Vers une disparition politique de la Ligue ?

Par le passé, de grandes personnalités arabes (Gamal Abdal Nasser, Hosni Moubarak, Hussein de Jordanie, Hassan II, voire même Mouammar Kadhafi, connu pour ses discours remarqués à la Ligue) ont pu faire des sommets arabes des vitrines de la vie politique régionale, pouvant donner à ces réunions politiques une portée presque historique. Ce temps semble aujourd’hui révolu. Pour preuve, ces sommets désormais organisés chaque année, à l’exception des années 2020 et 2021 pour cause de COVID, ne font plus nécessairement l’objet d’une diffusion en direct sur les chaines de télévision arabes, et plusieurs chaines d’information de référence n’ont mentionné le sommet d’Alger qu’à la marge. Le développement politique du Conseil de coopération du Golfe (CCG) et la création de nouveaux sommets régionaux  (comme celui entre l’Irak, la Jordanie, et l’Egypte en 2021 ou celui plus récent d’aout 2022 auquel participèrent également les Emirats arabes unis et Bahreïn) pourraient avoir relégué la Ligue à une place secondaire et sans intérêt dans le paysage politique arabe. Il est ainsi à se demander si à terme la Ligue arabe ne subira pas le même sort que l’UMA, l’Union du Maghreb arabe, créée en 1989 et paralysée depuis 1994 en raison notamment des tensions algéro-marocaines.

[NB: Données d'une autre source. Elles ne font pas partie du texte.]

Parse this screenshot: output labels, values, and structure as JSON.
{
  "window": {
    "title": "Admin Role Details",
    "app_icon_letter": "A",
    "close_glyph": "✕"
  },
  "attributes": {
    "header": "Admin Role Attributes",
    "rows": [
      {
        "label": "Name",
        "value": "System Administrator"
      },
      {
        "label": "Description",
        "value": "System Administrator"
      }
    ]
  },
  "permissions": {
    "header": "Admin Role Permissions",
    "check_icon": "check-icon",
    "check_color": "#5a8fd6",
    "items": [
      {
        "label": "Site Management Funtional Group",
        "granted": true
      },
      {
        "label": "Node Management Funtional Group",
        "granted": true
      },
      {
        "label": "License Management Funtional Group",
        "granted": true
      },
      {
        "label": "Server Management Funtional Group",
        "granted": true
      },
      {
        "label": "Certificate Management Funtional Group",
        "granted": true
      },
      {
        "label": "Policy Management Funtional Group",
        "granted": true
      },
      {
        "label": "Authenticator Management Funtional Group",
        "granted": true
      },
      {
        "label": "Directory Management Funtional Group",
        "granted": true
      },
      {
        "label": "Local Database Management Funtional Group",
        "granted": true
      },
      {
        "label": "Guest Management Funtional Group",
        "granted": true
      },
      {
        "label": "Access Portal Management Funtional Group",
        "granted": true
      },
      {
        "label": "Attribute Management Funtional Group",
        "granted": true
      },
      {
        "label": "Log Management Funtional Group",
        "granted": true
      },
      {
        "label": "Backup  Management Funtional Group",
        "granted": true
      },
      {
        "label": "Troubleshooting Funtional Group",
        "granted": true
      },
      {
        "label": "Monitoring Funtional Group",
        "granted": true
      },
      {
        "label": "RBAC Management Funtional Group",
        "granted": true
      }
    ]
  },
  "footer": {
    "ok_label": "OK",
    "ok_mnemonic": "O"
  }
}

A l’heure où la scène internationale se voit en partie reconfigurée par l’agression russe de l’Ukraine, que les questions énergétiques et alimentaires occupent le devant de la scène, avec des impacts certains pour les populations de plusieurs pays arabes, il ne peut être que regrettable de constater un tel immobilisme et de telles divisions au sein du monde arabe. En conclusion, rien ne semble plus pertinent pour décrire cette situation que la célèbre citation particulièrement répétée dans le monde arabe : « les Arabes sont d’accord pour ne pas se mettre d’accord ».